The Wall Street Journal posts an interesting page-one report on Deutsche Bank and the big profits it made betting on Libor, the critical lending benchmark rate it was helping rig:

The documents from the former Deutsche Bank employee set out how traders in London and New York working for the German bank’s global-finance unit successfully bet that borrowing costs in euros, U.S. dollars and British pounds over three- and six-month periods would rise faster than one-month interest rates because of deepening stress throughout the global financial system.

The interest-rate bets included an estimated potential profit of €24 million for each hundredth of a percentage point that the three-month U.S. dollar Libor increased compared with the one-month U.S. dollar Libor, according to the documents.

The former employee has told regulators that some employees expressed concerns about the risks of the interest-rate bets, according to documents. He also said that Deutsche Bank officials dismissed those concerns because the bank could influence the rates they were betting on.

— With 23 million unique visitors a month, Business Insider’s numbers are truly impressive, as is Henry Blodget’s willingness to share details of them with everybody.

But as Mathew Ingram writes, it’s impossible to know what they really mean without two numbers Blodget left out of his presentation: revenue and profitability.

While that’s impressive, however, Blodget hasn’t provided us with some of the most important data a media company needs in order to prove its health: namely, revenue and/or profitability metrics. It’s probably safe to assume that revenues are higher than they were almost two years ago, or the site would have shut down by now — and they may even be dramatically higher, since pageviews and unique visitors are still popular measurements used by many advertisers to determine success.

But as Blodget himself notes in his presentation, the profitability of digital advertising has been plummeting over the past few years. The amount of advertising is still growing rapidly, and ad revenues are also increasing, but it’s a little like the Red Queen’s race in Alice in Wonderland: media companies are having to run faster and faster just to stay in the same place — every incremental pageview is worth less and less.

And if any business media outlet epitomizes the hamster wheel, it’s Business Insider.

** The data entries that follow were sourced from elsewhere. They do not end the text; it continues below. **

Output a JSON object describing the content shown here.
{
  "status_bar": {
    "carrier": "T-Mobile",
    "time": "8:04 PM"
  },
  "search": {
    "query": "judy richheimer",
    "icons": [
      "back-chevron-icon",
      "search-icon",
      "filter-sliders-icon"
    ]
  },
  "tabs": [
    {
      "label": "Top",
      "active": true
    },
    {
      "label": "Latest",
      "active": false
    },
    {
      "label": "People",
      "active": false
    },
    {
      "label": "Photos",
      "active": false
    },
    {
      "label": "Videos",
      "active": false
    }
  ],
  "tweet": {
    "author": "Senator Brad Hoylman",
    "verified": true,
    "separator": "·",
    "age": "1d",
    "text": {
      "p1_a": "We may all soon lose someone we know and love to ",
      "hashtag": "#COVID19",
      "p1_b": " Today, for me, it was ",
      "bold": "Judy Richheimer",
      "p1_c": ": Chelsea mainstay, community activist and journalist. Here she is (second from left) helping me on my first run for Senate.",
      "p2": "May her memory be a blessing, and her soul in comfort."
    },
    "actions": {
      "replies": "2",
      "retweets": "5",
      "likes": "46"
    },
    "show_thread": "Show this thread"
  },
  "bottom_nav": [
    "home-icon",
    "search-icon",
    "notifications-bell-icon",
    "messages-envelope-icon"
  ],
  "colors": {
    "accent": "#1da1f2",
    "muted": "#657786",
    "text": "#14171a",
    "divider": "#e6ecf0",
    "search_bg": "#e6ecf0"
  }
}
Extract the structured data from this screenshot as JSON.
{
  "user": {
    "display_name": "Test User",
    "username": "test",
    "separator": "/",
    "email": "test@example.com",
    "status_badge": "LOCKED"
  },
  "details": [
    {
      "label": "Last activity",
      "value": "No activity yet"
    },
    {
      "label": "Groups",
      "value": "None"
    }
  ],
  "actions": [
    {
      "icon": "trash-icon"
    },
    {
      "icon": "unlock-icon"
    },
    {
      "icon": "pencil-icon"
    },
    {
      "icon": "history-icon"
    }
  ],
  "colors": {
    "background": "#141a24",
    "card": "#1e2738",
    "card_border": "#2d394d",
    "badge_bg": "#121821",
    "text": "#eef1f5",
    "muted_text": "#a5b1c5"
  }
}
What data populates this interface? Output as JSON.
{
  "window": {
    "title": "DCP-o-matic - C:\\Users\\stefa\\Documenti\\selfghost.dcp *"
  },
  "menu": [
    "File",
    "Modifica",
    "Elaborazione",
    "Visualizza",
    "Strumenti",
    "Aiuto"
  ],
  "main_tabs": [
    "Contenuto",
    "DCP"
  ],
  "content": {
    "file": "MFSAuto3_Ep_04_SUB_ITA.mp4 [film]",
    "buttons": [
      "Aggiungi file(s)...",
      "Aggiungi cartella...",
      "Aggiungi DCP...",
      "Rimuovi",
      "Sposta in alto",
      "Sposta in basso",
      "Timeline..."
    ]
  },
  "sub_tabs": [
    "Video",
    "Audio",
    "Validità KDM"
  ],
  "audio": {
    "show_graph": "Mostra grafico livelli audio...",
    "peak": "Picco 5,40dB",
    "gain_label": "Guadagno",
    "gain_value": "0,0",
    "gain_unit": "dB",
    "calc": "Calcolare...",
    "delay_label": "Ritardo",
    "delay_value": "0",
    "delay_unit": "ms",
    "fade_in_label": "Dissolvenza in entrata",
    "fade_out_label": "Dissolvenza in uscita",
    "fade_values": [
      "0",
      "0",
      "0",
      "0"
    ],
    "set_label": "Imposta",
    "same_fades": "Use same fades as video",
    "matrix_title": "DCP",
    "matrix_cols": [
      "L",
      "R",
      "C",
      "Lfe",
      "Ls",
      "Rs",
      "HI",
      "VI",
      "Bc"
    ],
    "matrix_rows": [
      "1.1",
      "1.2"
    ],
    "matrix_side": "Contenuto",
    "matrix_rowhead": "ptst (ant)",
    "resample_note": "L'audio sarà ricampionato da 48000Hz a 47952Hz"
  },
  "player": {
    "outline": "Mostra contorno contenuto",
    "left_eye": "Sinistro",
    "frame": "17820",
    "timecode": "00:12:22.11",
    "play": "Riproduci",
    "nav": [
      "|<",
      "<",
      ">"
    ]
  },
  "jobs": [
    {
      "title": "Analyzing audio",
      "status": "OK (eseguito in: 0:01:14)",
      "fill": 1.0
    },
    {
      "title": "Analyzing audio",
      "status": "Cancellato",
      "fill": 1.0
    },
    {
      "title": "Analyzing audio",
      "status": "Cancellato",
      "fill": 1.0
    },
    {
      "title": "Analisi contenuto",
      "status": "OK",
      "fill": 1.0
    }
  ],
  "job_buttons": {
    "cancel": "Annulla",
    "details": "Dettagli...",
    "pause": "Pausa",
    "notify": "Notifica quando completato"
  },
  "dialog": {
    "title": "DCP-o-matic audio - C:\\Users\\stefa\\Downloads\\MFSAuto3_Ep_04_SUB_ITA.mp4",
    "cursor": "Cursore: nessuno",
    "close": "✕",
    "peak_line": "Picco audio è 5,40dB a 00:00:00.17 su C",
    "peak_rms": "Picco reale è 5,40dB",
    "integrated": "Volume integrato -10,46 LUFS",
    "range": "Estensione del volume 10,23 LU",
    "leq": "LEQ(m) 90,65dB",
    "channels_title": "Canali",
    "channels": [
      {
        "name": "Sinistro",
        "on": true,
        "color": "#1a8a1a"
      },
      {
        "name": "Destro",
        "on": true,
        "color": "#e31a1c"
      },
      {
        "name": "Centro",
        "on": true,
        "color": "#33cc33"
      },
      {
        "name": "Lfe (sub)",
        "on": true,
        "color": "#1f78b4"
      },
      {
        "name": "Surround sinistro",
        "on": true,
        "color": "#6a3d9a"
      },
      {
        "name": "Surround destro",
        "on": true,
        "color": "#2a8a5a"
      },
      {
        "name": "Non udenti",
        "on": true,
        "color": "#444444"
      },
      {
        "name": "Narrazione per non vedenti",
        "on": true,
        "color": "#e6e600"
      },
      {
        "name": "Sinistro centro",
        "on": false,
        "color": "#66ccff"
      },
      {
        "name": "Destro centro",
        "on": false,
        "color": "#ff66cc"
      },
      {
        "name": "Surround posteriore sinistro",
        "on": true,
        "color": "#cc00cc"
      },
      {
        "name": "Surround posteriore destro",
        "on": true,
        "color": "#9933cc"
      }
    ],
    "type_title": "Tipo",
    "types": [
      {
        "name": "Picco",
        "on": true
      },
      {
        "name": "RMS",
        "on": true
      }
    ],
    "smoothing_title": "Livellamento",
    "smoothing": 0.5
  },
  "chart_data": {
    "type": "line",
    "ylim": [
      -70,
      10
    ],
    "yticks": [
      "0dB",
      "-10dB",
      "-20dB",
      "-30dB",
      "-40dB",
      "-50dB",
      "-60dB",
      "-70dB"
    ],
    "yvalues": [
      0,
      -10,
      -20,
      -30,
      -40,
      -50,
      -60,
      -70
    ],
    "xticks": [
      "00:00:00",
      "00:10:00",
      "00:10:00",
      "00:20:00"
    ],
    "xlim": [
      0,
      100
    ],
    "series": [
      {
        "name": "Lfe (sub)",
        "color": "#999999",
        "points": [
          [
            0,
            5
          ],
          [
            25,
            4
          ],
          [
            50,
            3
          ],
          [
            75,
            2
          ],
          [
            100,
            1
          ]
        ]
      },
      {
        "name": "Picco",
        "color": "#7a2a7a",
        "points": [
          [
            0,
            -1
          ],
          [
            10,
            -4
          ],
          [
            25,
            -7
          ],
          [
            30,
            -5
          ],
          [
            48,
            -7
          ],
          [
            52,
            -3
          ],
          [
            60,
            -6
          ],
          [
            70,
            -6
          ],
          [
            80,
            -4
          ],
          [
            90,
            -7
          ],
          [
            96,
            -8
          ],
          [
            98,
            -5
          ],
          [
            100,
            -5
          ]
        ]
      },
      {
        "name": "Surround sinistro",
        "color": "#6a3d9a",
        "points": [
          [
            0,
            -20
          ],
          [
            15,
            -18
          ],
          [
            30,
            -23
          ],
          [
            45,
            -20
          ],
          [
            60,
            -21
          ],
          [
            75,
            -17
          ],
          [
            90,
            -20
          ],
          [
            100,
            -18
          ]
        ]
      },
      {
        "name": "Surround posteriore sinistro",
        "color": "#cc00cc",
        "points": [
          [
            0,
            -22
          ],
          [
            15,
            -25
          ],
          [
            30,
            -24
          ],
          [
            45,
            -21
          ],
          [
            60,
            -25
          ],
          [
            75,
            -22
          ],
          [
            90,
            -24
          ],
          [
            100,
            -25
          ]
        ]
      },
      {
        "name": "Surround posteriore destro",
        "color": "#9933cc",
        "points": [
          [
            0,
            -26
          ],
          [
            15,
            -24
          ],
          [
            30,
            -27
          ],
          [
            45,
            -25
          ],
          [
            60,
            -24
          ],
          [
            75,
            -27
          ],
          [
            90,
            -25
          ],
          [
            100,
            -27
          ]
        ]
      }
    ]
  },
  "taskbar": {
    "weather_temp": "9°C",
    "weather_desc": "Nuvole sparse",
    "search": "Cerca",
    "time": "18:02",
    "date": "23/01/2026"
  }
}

— Ken Doctor writes about Andrew Sullivan’s bold move to a meter model and what it says about the overall state of the content business:

But as 2013 begins, we see a new twist: Now it’s digital-only news and magazine sites and journalists who are about to launch their own digital circulation strategies. Yes, it’s one of few times that old, tired legacy media — newspaper companies — are the leaders and digital-only media the followers…

It’s true that digital advertising passed print (newspapers + magazines) in the U.S., Brazil, Russia, and globally last year. So we’d expect publishers to be looking at a bonanza, with digital ad spending still rocket-propelled, growing about 15 percent a year. Instead, most are struggling to generate significant digital ad growth. The very short story: (1) Five companies (Google, Yahoo, Microsoft, Facebook, AOL) take 64 percent of that digital spending (Google alone takes 41.3 percent), leaving a smaller and smaller “other” slice for everyone else in digital publishing; and (2) The near-infinite inventory of ad opportunities creates downward pressure on pricing, especially for imperfectly targeted display ads, the main play of most publishers. For some, advertising is simply worth less effort — or none at all…

Reader revenue, on the other hand, is on the upswing. Newspaper publishers have seen double-digit and higher increases in circulation revenue if they’ve deployed paywalls well. More than 100 Press+ clients have added all-access (tablet/smartphone-plus) and increased their subscription prices an average of 20 percent, says Press+ cofounder Gordon Crovitz. They are seeing circulation revenue gains of 15 percent or more, even as they lose a couple of percentage points of subscribers and see 10-15 percent of the subscribers check that “opt-out” box, keeping the print coming at the old price. For some, then, circulation revenue (in the first year at least) will more than make up for ad revenue downturn.